Earlier this week, The Canadian Press piled-on, complaining that our upper chamber isn't very open and transparent:

"The reporter for weekly newspaper L'Etoile was told that he would have to physically come to Ottawa to look through the Senate attendance register, fat red binders with forms filed monthly by each senator … Another public registry, detailing the financial and business interests of senators, has only been available four hours per weekday at the Office of the Senate Ethics Officer in Ottawa. The Senate voted in May to make the registry public, but the office said the transition won't be complete until 2013."

The Senate is an easy target.

Here we have an un-elected, unaccountable and ineffective government body with 105 patronage appointees receiving a guaranteed salary of $132,000 until the age of 75.

Quite frankly, it's one of the most sickening displays of government waste in Ottawa today.

But alas, it seems that our political parties are actually doing something about it.

The Tories continue to insist that senate reform legislation introduced last year will be passed while NDP leader Thomas Mulcair has asked veteran MP Joe Comartin to look at the senate conundrum and draft a roadmap for his party.

Here are the options before them:

Keep the status-quo:

Sir John A. Macdonald, Canada's first prime minister, called the Senate a place of "sober second thought" so that legislation would receive proper, careful consideration before finally becoming law.

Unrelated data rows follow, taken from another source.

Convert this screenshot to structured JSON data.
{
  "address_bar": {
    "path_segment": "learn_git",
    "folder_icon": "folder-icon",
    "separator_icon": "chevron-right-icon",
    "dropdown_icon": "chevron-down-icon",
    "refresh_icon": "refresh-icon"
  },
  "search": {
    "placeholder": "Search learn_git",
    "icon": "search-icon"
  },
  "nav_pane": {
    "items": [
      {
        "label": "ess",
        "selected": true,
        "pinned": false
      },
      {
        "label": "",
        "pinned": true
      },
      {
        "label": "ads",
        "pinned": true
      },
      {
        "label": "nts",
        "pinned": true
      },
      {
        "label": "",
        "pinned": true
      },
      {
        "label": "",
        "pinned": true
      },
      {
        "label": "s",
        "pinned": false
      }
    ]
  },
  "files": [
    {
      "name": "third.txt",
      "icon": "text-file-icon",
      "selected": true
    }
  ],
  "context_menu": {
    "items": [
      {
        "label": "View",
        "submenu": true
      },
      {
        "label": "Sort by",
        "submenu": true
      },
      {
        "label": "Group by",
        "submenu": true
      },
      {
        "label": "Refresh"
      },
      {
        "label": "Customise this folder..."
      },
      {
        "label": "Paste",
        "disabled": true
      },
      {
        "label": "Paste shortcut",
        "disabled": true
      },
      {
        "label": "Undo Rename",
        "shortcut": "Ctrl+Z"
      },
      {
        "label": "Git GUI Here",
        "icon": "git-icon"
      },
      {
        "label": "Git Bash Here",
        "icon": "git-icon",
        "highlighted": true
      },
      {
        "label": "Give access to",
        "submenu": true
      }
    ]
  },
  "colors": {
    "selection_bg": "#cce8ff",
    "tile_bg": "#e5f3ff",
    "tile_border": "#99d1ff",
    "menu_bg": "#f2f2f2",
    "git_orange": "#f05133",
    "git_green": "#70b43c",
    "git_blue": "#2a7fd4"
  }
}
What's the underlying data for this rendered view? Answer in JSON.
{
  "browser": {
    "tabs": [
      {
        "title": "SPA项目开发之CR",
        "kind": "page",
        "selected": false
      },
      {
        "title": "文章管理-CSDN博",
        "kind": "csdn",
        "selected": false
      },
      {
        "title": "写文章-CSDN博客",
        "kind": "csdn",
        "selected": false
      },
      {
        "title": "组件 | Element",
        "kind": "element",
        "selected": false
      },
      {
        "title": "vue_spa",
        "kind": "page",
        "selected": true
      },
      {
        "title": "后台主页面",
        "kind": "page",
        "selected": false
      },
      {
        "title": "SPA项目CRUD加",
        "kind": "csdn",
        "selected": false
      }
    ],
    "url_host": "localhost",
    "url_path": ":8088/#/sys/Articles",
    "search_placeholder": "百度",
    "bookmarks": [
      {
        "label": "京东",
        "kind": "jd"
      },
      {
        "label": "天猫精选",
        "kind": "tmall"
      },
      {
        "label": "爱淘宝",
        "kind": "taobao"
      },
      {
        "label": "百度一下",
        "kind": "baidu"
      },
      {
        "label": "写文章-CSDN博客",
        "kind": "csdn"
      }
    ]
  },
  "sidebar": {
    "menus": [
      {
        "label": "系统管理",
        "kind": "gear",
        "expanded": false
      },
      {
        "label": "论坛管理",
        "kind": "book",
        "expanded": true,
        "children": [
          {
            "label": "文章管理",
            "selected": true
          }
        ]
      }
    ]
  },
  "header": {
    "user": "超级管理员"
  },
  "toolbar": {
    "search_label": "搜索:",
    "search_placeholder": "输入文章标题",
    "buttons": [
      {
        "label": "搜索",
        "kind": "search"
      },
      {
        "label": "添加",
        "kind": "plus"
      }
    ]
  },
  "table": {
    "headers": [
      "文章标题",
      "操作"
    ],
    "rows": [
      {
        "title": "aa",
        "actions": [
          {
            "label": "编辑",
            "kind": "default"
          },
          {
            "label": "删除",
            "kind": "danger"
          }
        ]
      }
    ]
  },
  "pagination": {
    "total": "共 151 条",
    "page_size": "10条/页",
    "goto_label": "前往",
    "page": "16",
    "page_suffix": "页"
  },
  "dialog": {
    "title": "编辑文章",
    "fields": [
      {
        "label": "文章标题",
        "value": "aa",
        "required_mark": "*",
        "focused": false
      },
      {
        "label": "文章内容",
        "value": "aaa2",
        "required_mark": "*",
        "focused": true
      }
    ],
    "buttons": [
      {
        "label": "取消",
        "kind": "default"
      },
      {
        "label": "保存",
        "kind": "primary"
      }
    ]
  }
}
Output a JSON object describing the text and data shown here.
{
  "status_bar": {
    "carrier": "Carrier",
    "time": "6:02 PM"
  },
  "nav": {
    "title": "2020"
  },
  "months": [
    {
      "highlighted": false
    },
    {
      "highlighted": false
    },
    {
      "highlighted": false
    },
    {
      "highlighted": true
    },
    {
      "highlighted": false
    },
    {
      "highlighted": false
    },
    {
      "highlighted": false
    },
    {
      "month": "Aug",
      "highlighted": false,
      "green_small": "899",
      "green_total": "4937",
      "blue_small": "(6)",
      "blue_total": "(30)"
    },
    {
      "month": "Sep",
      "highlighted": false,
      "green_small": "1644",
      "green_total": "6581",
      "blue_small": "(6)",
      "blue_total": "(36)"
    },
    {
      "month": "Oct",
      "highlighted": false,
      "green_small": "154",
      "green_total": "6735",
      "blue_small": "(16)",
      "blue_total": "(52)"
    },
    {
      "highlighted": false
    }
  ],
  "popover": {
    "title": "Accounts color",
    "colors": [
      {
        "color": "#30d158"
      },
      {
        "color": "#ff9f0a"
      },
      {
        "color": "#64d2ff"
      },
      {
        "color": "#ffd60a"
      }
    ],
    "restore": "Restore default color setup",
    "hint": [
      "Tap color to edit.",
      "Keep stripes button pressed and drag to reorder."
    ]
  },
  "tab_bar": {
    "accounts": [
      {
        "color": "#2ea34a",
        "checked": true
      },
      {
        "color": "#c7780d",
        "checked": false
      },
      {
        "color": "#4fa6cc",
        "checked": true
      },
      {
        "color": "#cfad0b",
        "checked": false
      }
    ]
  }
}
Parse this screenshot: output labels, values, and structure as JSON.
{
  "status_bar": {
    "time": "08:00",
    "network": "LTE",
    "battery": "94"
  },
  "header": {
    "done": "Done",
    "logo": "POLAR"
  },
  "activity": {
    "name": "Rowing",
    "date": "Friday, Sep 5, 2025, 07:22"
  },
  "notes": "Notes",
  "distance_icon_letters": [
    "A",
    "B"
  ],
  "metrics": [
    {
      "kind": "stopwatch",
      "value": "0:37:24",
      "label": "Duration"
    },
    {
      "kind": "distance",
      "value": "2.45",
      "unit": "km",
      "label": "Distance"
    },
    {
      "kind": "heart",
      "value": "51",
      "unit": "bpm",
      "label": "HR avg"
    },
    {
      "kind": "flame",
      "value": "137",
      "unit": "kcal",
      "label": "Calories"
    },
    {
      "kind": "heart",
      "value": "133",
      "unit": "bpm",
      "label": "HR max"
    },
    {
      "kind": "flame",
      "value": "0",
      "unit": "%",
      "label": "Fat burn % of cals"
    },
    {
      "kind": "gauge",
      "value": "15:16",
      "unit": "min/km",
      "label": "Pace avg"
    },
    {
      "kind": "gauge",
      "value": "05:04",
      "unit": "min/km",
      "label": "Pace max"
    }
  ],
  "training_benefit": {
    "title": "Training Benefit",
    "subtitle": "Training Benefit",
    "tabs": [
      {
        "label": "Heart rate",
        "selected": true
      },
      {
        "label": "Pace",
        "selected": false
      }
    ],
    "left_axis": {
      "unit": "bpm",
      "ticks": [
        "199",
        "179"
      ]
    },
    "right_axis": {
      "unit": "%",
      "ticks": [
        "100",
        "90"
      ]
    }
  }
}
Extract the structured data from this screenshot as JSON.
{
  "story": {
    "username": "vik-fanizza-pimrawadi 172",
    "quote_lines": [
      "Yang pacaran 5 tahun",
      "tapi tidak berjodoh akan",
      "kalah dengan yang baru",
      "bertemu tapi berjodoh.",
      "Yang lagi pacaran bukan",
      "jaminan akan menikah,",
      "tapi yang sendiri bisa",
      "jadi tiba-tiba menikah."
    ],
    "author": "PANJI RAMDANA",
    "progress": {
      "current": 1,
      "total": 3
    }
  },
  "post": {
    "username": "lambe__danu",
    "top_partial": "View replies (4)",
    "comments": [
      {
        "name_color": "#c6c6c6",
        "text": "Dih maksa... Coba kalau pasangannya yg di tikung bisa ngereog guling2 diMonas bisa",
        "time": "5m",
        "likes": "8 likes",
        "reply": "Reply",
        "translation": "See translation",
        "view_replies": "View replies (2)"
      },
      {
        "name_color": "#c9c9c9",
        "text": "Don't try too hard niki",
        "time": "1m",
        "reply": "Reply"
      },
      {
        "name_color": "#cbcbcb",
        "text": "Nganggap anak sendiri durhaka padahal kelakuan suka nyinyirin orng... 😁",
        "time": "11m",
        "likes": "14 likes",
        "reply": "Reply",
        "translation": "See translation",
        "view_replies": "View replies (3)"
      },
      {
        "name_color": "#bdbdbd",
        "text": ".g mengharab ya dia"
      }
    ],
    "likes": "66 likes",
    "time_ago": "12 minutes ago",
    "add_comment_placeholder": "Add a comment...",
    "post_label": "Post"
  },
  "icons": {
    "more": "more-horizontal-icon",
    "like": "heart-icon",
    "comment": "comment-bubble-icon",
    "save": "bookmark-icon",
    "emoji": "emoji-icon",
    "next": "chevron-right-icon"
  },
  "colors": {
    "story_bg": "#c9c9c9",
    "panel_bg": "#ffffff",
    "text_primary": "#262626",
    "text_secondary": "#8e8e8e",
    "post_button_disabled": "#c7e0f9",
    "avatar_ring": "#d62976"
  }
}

But instead of serving as a check on the House of Commons, the Senate has become nothing more than a place for patronage appointments. Prime ministers from MacDonald to Harper have manipulated its intended purpose by using Senate appointments merely as a way to have their legislation rubber-stamped.

These Senators, appointed at the whim of the prime minister, have no accountability and limited functions.

That's something Canadians are fed-up with.

But, then again, something we have put up with for a 145 years.

Reform the Senate:

The Harper government introduced legislation in the House of Commons last year proposing a system for provinces and territories to establish elections for their senators. The prime minister and governor general would have to consider those elected, but would not be bound to appoint them when vacancies arrive. The bill also proposes to limit senators to a single nine-year term.

While the reforms would definitely bring some accountability to the upper chamber, they've drawn criticism from some who question whether the reforms would hinder the cause of regional representation.

Others have argued that the new rules would make the Senate too powerful.

Abolish the Senate:

During the 2011 election campaign, NDP leader Jack Layton mused about abolishing the Senate.

Unfortunately, that would require opening up the Constitution and winning the support of seven provinces with 50 per cent of the population.

That's not going to happen anytime soon.

Move the Senate to Winnipeg:

While a move to Winnipeg won't fix any of the Senate's inherent problems, a Winnipeg-based journalist thinks it's a great idea.

"A little-known episode in [the Charlottetown Accord] saga was that during the negotiations, an idea was hatched in the bowels of Manitoba's magnificent neoclassical Legislative Building (if buildings indeed have bowels) to have the reformed Senate re-located to Winnipeg," Paul Adams wrote for Ipolitics.ca.

"Winnipeg is not only in the middle of the country, sort of; it is also in the West, sort of. Symbolically, this is perfect.

"What are the arguments for keeping the Senate where it is?"